Macau–United States relations
- Macau: United States

= Macau–United States relations =

Macau–United States relations are bilateral relations between Macau and the United States.

==Political relationship==
In recognition of Macau's high degree of autonomy, the United States continues to treat Macau as a "special area" distinct from the People's Republic of China: e. g., the sanctions imposed on China after the June 1989 violence in Tiananmen Square do not apply to Macau. For the DV-Lottery, those who were born in Mainland China are not eligible to apply, whereas persons born in Macau are qualified.

The U.S. government supports Macau's autonomy by strengthening bilateral ties through the promotion of bilateral trade and investment, law enforcement cooperation, academic and cultural links, and high-level dialogue and visits.

After the September 11 attacks, Macau officials pledged full cooperation with the U.S. and global efforts against terrorism. The legislature passed an anti-terrorism law in April 2002 that includes provisions that are consistent with the requirements of UN Security Council Resolution 1373.

==Economic relations==
Macau's clothes and textiles continued to enter the United States under quotas separated from those of China. Under the terms of a September 2000 bilateral Memorandum of Understanding, Macau and the US government cooperate in enforcing textile quotas and preventing illegal trans-shipment. The US continued periodic visits by U.S. Customs Textile Production Verification Teams to ensure compliance with Macau bilateral textile commitments.

The protection of intellectual property rights remains a priority issue on the U.S.-Macau bilateral economic agenda. Macau's progress since 1999 in strengthening IPR laws, tightening controls over DVD and VCD manufacturing, and stepping up street-level IPR enforcement resulted in Macau being removed from USTR's Special 301 list in 2002. Macau's new customs service worked with U.S. industry associations and maintained high tempo operations to combat piracy .
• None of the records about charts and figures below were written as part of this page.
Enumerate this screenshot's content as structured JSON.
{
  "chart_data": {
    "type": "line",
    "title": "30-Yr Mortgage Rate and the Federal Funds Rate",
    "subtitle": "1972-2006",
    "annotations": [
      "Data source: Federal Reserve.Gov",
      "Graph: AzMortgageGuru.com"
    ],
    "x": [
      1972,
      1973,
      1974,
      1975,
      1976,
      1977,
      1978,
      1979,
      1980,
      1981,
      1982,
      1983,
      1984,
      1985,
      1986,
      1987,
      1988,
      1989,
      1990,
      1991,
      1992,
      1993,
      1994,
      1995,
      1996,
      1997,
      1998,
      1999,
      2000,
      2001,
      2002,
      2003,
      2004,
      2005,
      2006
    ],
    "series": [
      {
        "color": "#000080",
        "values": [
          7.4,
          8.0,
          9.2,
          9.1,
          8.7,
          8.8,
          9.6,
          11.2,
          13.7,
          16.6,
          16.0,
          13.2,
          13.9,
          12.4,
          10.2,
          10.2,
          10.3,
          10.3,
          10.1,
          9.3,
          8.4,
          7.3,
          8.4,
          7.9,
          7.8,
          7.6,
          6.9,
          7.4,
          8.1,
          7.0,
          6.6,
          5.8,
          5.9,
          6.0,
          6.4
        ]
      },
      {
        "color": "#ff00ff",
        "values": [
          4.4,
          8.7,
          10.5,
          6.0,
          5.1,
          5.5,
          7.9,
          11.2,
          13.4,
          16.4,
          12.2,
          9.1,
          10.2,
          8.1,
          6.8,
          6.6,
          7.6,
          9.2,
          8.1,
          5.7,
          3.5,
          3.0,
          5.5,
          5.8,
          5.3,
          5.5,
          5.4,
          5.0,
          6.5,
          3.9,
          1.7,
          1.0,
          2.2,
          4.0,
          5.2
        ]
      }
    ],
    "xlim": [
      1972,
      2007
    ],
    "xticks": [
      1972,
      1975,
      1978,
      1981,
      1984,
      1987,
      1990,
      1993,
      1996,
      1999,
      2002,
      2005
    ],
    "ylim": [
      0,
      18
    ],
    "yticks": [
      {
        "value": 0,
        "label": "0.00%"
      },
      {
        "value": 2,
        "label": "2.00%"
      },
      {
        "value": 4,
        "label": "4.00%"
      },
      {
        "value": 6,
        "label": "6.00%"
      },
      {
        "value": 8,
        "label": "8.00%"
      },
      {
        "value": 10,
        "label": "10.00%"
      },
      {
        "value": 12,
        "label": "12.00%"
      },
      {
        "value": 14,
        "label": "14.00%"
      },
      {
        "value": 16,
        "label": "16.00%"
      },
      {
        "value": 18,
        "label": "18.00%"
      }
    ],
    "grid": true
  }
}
U.S. investment in Macau, while small in the past, is expected to increase in the coming years as the result of the 2002 awarding of two gaming concessions to consortia with U.S. interests. Though trade with Macau represents a small portion of U.S. trade, the United States was Macau's second-largest trading partner after the People's Republic of China. U.S. exports to and imports from Macau in 2002 were US$79 million and US$1.2 billion, respectively. After the Macau government ended the 40-year-old gaming monopoly of the Sociedade de Turismo e Diversões de Macau (STDM) in February 2002, the government awarded concessions to three consortia, including two with significant U.S. investment. The restructuring of the gaming industry remains the centerpiece of Macau - efforts to improve its international reputation and become a Las Vegas-like gaming, convention, and family-oriented holiday destination. The possible new investment of US$1.5-2.5 billion in the medium term will increase jobs and income and dramatically raise the U.S. business profile in Macau. US investment in Macau is largely centered on gambling, with five out of thirteen of Macau's casinos being owned by US companies.

==Offices and officials==
The U.S. Government has no offices in Macau. U.S. interests are represented by the Consulate General of the United States in Hong Kong.

Macau has two tourist offices in the United States in Los Angeles and New York City.